Die Untersuchungen der letzten Jahre deuten darauf hin, dass Wälder in den meisten Fällen eine Senke hinsichtlich der Partikelmasse sind, aber häufig eine regional bedeutende Quelle hinsichtlich der Partikelzahl. Da wir jedoch bis heute nicht vorhersagen können, wann wie viele neue Partikel durch natürliche Emissionen aus Wäldern gebildet werden, ist eine Abschätzung des Einflusses dieser Partikelquelle auf das Klima sehr schwierig. Um die bestehenden Wissenslücken zu schließen, bearbeiten wir an der Universität Bayreuth momentan eine Reihe von Projekten. So werden in verschiedenen Master- und Doktorarbeiten einzelne Aspekte der Partikelneubildung in Smogkammer-Simulationen (Abb. 3) detailliert im Labor untersucht. Mit einem neu angeschafften Partikelgrößen-Spektrometer sollen ab diesem Frühjahr im Fichtelgebirge regelmäßig natürliche Partikelneubildungsereignisse identifiziert und charakterisiert werden. Und schließlich wird aktuell im Rahmen einer Doktorarbeit eines der weltweit ersten Messinstrumente entwickelt, das in der Lage sein wird, die chemische Zusammensetzung der neugebildeten Aerosolpartikel direkt vor Ort zu analysieren. Von der direkten Bestimmung der beteiligten chemischen Verbindungen erhoffen wir uns weitreichende Einblicke in die Partikelneubildungsprozesse über Wäldern und einen großen Schritt in Richtung einer Vorhersagbarkeit dieser Ereignisse.

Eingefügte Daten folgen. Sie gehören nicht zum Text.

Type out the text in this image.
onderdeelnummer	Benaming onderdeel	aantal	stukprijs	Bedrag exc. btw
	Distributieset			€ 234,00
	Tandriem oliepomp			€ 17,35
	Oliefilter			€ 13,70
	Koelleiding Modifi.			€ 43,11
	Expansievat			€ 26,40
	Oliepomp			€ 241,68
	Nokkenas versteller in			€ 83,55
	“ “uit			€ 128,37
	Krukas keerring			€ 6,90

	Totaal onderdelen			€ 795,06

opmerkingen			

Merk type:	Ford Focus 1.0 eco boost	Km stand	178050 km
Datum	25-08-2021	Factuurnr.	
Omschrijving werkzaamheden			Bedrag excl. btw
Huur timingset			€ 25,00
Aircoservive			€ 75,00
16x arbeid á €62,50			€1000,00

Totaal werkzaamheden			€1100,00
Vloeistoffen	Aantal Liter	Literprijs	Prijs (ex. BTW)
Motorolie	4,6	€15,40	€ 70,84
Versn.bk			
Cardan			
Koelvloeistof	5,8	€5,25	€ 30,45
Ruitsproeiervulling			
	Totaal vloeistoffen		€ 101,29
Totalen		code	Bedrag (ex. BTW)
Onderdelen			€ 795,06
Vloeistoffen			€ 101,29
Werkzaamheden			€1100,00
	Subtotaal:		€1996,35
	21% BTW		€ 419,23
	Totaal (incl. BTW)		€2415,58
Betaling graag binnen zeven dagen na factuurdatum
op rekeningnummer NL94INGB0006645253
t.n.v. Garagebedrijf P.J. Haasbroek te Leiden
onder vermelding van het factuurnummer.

WebLink: www.bayceer.uni-bayreuth.de/atmos


Autor

Prof. Dr. Andreas Held

Seit 2009 betreibt Andreas Held als Juniorprofessor für Atmosphärische Chemie an der Universität Bayreuth experimentelle Aerosolforschung. Zentrale Fragestellungen der aktuellen Forschungsarbeiten sind die Quantifizierung des partikelgebundenen Stoffaustausches zwischen der Biosphäre und der Atmosphäre sowie die Identifizierung und Aufklärung von Prozessen, die zur sekundären Aerosolbildung in der Atmosphäre beitragen.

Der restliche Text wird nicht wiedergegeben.